Más de 20 años después, nuevamente me encuentro sola con ella en una habitación, esta vez en un hospital.  En esta ocasión no era su corazón el que se había roto, sino su brazo y su cadera.  Su cara hinchada y herida era evidencia de lo fuerte de la caída y lo grande del dolor.  La abracé, tomé su mano y nuevamente de su boca empezó a brotar alabanza y gratitud: "Mientras estaba en la emergencia, estaba diciéndole al Señor:  Gracias Señor Jesús, porque este dolor no puede compararse con el dolor que tú sufriste por mí en la cruz…”.  

Dos momentos que dejaron huella profunda en mi corazón, lecciones de dependencia, agradecimiento y adoración.  Pero no fueron las únicas, recibí muchísimas más.  En una oportunidad llegué con un sencillo pastelito de manzana, pero si alguien hubiese escuchado la oración que elevó al Señor, se hubiera imaginado que delante tenía el mejor de los banquetes.  La gratitud llenaba nuevamente el ambiente.  

Un corazón del que brota adoración, sin importar la situación, es uno que ha reconocido que no merecíamos más que la muerte, que nuestro pecado y transgresión son tan grandes que, desesperadamente, necesitábamos un Salvador.  Requiere poner la mirada, no en circunstancias, sino en quién nos sostiene en medio de ellas. 

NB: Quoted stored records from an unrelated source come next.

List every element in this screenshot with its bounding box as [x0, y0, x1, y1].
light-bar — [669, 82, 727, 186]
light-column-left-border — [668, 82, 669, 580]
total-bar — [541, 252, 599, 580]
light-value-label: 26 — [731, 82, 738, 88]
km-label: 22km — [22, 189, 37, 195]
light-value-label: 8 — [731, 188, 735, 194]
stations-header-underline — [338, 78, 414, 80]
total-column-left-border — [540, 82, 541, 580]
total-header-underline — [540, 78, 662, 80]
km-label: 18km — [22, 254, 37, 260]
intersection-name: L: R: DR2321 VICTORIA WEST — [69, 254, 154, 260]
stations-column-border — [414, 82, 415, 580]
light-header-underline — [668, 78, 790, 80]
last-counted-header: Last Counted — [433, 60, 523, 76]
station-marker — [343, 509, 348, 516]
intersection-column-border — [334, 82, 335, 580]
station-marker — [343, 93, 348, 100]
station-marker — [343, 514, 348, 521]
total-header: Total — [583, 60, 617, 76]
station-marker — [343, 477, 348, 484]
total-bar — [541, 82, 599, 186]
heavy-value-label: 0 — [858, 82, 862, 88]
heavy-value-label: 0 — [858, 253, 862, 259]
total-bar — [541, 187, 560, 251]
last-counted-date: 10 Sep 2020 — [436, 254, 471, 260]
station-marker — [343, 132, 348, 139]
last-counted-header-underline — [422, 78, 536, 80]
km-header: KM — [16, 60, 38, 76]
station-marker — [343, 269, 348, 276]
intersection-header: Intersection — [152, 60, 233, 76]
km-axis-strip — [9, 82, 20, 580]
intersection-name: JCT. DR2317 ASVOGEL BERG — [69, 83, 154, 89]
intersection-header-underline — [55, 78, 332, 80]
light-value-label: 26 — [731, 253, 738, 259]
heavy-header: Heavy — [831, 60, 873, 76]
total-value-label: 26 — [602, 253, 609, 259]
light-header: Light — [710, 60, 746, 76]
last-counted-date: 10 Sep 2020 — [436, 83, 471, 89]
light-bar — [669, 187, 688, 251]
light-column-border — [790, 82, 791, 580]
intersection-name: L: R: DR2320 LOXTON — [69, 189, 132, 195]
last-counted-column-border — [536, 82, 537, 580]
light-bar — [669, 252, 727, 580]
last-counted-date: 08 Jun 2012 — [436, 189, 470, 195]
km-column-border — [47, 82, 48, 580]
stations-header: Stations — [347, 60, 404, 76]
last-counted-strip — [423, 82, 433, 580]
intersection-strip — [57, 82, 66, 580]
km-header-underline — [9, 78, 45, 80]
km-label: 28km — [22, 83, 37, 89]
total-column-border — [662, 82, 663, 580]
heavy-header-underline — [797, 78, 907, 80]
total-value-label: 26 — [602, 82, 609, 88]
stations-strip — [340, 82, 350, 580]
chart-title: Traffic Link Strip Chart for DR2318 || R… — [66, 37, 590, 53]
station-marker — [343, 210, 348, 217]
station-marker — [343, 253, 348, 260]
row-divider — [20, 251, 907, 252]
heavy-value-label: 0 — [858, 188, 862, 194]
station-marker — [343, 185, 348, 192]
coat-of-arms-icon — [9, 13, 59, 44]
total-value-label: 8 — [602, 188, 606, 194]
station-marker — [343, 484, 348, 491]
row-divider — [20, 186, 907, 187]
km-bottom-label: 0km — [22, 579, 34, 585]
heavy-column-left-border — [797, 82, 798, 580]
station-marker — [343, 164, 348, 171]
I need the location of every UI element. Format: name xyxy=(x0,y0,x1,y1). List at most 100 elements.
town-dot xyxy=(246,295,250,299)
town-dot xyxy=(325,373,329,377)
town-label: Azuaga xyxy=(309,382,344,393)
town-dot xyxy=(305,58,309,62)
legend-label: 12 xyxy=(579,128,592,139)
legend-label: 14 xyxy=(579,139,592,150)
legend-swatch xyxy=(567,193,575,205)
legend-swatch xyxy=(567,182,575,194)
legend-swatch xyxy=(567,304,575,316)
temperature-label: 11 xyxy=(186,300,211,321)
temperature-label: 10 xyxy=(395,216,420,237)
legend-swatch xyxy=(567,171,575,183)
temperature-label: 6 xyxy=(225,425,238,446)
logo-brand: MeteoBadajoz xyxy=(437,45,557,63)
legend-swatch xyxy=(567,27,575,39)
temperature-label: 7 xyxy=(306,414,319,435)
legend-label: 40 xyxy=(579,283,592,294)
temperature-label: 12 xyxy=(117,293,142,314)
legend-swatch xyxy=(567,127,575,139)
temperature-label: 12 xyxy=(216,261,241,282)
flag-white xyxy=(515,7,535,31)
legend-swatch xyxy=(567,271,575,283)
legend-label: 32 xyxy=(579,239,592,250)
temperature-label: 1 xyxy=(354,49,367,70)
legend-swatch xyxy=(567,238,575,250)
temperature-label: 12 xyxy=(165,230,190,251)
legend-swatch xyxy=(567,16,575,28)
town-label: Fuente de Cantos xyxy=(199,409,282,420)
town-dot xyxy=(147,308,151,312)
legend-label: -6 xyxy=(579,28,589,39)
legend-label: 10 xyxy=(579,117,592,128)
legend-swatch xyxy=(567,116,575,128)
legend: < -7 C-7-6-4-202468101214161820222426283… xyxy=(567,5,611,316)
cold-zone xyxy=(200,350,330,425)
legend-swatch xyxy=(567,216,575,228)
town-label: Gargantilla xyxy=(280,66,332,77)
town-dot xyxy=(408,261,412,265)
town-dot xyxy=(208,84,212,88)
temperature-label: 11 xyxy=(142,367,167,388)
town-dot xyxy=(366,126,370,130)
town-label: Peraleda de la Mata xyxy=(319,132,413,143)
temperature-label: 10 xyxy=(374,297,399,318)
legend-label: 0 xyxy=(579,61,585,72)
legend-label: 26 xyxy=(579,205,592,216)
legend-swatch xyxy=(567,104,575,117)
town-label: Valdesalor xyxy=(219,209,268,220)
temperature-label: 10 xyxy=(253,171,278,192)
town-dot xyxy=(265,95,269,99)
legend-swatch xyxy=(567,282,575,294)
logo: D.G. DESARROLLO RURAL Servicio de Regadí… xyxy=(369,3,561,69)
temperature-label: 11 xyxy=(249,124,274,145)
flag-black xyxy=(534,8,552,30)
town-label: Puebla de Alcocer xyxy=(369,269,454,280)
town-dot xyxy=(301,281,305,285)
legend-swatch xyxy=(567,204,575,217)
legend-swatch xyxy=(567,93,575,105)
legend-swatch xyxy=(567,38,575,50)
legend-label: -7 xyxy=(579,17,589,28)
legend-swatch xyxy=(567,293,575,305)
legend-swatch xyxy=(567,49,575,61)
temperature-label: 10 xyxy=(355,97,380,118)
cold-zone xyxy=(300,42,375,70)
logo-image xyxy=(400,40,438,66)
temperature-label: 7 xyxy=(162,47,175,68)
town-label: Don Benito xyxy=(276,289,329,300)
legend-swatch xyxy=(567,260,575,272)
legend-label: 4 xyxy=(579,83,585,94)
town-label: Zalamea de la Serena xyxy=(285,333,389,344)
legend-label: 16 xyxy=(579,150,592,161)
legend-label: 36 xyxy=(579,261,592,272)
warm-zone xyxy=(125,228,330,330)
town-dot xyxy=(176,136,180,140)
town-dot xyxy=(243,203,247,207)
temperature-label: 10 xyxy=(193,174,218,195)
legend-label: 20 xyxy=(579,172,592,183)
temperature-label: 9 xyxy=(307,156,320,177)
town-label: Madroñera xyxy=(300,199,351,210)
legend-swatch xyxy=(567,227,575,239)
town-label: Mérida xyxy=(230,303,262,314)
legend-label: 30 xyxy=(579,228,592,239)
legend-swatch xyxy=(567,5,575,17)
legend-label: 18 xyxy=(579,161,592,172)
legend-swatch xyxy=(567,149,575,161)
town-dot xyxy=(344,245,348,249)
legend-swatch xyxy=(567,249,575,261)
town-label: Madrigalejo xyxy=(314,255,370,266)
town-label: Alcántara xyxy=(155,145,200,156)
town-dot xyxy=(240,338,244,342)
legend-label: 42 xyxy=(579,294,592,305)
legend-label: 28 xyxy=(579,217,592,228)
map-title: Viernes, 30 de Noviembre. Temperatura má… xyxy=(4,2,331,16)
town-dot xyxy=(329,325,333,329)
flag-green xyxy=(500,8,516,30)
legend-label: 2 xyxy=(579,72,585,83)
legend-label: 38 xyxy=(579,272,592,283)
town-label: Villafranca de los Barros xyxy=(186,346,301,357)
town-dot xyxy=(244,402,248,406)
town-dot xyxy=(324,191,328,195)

“Aflicción y angustia se han apoderado de mí, mas tus mandamientos fueron mi delicia. Justicia eterna son tus testimonios; dame entendimiento y viviré.  Clamé con todo mi corazón; respóndeme, Jehová, y guardaré tus estatutos.  A ti clamé; sálvame y guardaré tus testimonios”.  Salmo 119:143-146

“Este es mi consuelo en la aflicción: que tu palabra me ha vivificado.  Me acuerdo de tus ordenanzas antiguas, oh Señor, y me consuelo”.  Salmo 119:50,52. NBLA 

El salmista David también vivió muchas situaciones de aflicción, angustia, gozo y tribulación.  No negó sus dudas, dolor o confusión, sin embargo, constantemente recordó a su mente y a su corazón los estatutos del Señor.  Leer, meditar, estudiar y aprender la Palabra nos permite tener raíces profundas en el Señor, pues es por medio de ella que conocemos Su carácter, fidelidad, misericordia y amor. 

“Te alabaré con rectitud de corazón cuando aprendiere tus justos juicios.”  Salmo 119:7

En un mundo cada vez más desordenado y caótico, ¿Cuánta importancia le estamos dando en nuestro hogar a la Palabra?  ¿Estamos modelando a nuestros hijos dependencia del Señor y amor por sus decretos?

Ya han pasado un par de años desde la última vez que escuché su voz, pero cuando se despidió antes de morir, nuevamente, mi abuelita Conchy nos recordó, a mi hermana y a mí, la importancia de leer y aprender la Palabra y vivir una vida de oración.  Sin duda, la alabanza que salía de sus labios, en momentos de alegría y dolor, fue fruto de la Palabra sembrada en su corazón, pues de la abundancia del corazón habla la boca. 

Que nuestro anhelo sea Su verdad, que el Señor abra nuestros ojos para poderle contemplar y vivir nuestros días apuntando a Su bondad.